Recuerdo una discusión con mi abuelo, un mediodía de verano, ante el globo terráqueo del Telediario. Las 625 líneas del blanco y negro dejaban ver tanques con la estrella soviética y ciudadanos que los maldecían. Mi abuelo, excombartiente republicano libertario que en la guerra temía más a los comisarios estalinistas que tenía a sus espaldas que a los franquistas que tenía delante, aducía que lo que estábamos viendo -el aplastamiento de la Primavera de Praga- no podía ser como lo contaba la televisión franquista.
Pese al ornato anticomunista del Régimen, los hechos eran espantosamente reales. El 20 y 21 de agosto de 1968 los tanques de cinco estados del Pacto de Varsovia (URSS, Bulgaria, Polonia, RDA y Hungría) arrasaron la tímida democratización de Dubcek. En una semana, el yugo soviético coartó reformas, restableció censura y partido único, dejó medio centenar de muertos...
Entre los jóvenes que encaraban los tanques estaba Václav Havel. El 68 checo acabó sepultado por los cursis eslóganes del mayo parisino. Nuestra progresía denunciaba el imperialismo yanqui y justificaba «por su carácter defensivo» el expansionismo soviético. Nuestros intelectuales preferían Sartre a Camus; coquetaban con el maoísmo, aconsejaban devolver a Solzhenitsin al gulag, llamaban meapilas a los polacos de Solidarnosc y no fue hasta la caída de Muro cuando aceptaron, a regañadientes, la tozudez de los hechos: hoy comparan la agresión de Putin con el zarismo y esquivan la barbarie del Ejército Rojo.
Este año se cumplirán tres lustros de la publicación en español del ‘Diario ruso’ (Debate, 2007) de Anna Politkóvskaya: corregía sus galeradas cuando fue asesinada por unos sicarios que se acabaron yendo de rositas. Fue el 7 de octubre de 2006: la periodista de ‘Novaya Gazeta’, 48 años, fue abatida por cuatro disparos en el ascensor de su casa. Volvía de comprar en el supermercado. La sentencia anunciada se cumplía en el cumpleaños de Putin. Un lacónico presidente remató las falaces lamentaciones institucionales con una observación cruel sobre la periodista asesinada: «Su capacidad sobre la vida política del país era mínima». No era la primera vez que Politkóvskaya estaba en la diana: en septiembre de 2004, durante un vuelo a Rostov para cubrir el asalto de la escuela en Beslan, le sirvieron una taza de té envenenada...
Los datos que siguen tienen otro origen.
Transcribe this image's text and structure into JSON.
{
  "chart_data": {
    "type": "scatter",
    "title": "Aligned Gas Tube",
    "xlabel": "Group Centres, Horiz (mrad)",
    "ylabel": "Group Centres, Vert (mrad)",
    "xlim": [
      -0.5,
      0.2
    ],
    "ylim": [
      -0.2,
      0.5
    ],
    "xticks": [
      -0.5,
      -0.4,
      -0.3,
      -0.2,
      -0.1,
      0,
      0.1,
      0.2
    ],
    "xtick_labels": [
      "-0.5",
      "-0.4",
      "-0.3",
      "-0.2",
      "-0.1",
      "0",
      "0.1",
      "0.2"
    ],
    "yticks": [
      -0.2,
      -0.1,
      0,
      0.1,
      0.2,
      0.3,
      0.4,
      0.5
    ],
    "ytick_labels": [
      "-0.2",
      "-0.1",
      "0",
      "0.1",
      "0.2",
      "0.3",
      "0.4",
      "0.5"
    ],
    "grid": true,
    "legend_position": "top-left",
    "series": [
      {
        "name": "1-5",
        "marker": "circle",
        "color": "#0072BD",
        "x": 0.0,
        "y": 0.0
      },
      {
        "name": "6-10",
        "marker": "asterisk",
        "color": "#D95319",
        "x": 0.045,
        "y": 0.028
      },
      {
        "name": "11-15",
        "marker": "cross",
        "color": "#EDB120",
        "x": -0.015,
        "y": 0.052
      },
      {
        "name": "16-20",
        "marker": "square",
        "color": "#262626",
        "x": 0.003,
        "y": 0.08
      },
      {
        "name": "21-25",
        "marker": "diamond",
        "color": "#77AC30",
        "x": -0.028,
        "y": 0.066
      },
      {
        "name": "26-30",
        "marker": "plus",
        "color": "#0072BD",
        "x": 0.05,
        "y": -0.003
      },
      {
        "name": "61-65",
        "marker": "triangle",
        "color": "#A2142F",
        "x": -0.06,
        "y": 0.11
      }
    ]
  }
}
«¿Cómo consiguió Putin ser reelegido el 7 de diciembre de 2003?», se pregunta Politkóvskaya en el primer capítulo de su ‘Diario’. La mañana electoral coincidió con el entierro en el balneario de Yeseentuki, Cáucaso Norte, de trece víctimas de un atentado al «tren de los estudiantes», llamado así por transportar a los universitarios. Cuando Putin compareció para la foto de su votación, los periodistas esperaban escuchar su opinión sobre la masacre que ensangrentaba la jornada electoral. Quedaron perplejos. Putin, de natural inexpresivo, compareció eufórico y emocionado. Su esposa explicó el por qué. Vladímir Vladímirovich estaba deseoso de regresar a casa. Connie, su perrita labrador, había parido cachorros. Ni rastro de los jóvenes asesinados por un terrorismo islamista que el Gobierno ruso no conseguía controlar.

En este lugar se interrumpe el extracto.